Gangguan layanan air bersih tersebut berdampak pada sebagian wilayah Kelurahan Campurejo, Karangsono Lirboyo, serta kawasan Jalan Semeru. Kondisi ini sempat memengaruhi aktivitas masyarakat, mulai dari kebutuhan rumah tangga hingga layanan pendidikan anak usia dini.
Dalam peninjauan lapangan, Wali Kota yang akrab disapa Mbak Wali menyambangi rumah warga, TK, dan PAUD yang terdampak. Ia juga berdialog langsung dengan masyarakat untuk menyerap aspirasi sekaligus memastikan langkah-langkah penanganan yang dilakukan pemerintah berjalan sesuai kebutuhan di lapangan.
“Kami memahami kondisi ini menimbulkan ketidaknyamanan bagi masyarakat. Karena itu, Pemerintah Kota Kediri bersama PDAM Tirta Daha bergerak cepat melakukan berbagai upaya agar kebutuhan air bersih warga tetap terpenuhi dan layanan dapat segera pulih,” ujar Vinanda.
Sebagai langkah tanggap darurat, Pemerintah Kota Kediri mengoordinasikan distribusi air bersih melalui sinergi dengan PDAM Tirta Daha, Dinas Pemadam Kebakaran, serta Kepolisian.
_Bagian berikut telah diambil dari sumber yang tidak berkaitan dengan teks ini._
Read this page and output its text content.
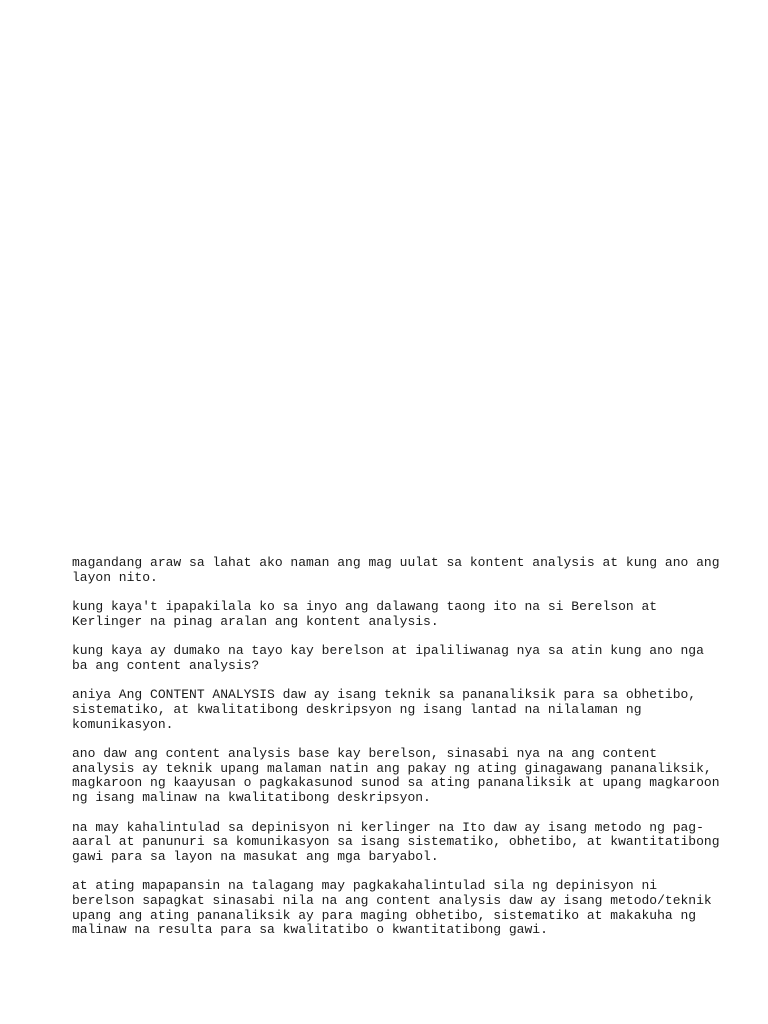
magandang araw sa lahat ako naman ang mag uulat sa kontent analysis at kung ano ang
layon nito.

kung kaya't ipapakilala ko sa inyo ang dalawang taong ito na si Berelson at
Kerlinger na pinag aralan ang kontent analysis.

kung kaya ay dumako na tayo kay berelson at ipaliliwanag nya sa atin kung ano nga
ba ang content analysis?

aniya Ang CONTENT ANALYSIS daw ay isang teknik sa pananaliksik para sa obhetibo,
sistematiko, at kwalitatibong deskripsyon ng isang lantad na nilalaman ng
komunikasyon.

ano daw ang content analysis base kay berelson, sinasabi nya na ang content
analysis ay teknik upang malaman natin ang pakay ng ating ginagawang pananaliksik,
magkaroon ng kaayusan o pagkakasunod sunod sa ating pananaliksik at upang magkaroon
ng isang malinaw na kwalitatibong deskripsyon.

na may kahalintulad sa depinisyon ni kerlinger na Ito daw ay isang metodo ng pag-
aaral at panunuri sa komunikasyon sa isang sistematiko, obhetibo, at kwantitatibong
gawi para sa layon na masukat ang mga baryabol.

at ating mapapansin na talagang may pagkakahalintulad sila ng depinisyon ni
berelson sapagkat sinasabi nila na ang content analysis daw ay isang metodo/teknik
upang ang ating pananaliksik ay para maging obhetibo, sistematiko at makakuha ng
malinaw na resulta para sa kwalitatibo o kwantitatibong gawi.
Sejumlah tandon air ditempatkan di titik-titik strategis untuk memudahkan akses masyarakat terhadap pasokan air bersih selama proses perbaikan berlangsung.
Selain memastikan distribusi air berjalan lancar, Wali Kota juga menginstruksikan PDAM Tirta Daha untuk mempercepat proses pemulihan layanan sekaligus menyusun langkah mitigasi jangka panjang guna memperkuat ketahanan sistem penyediaan air bersih di Kota Kediri.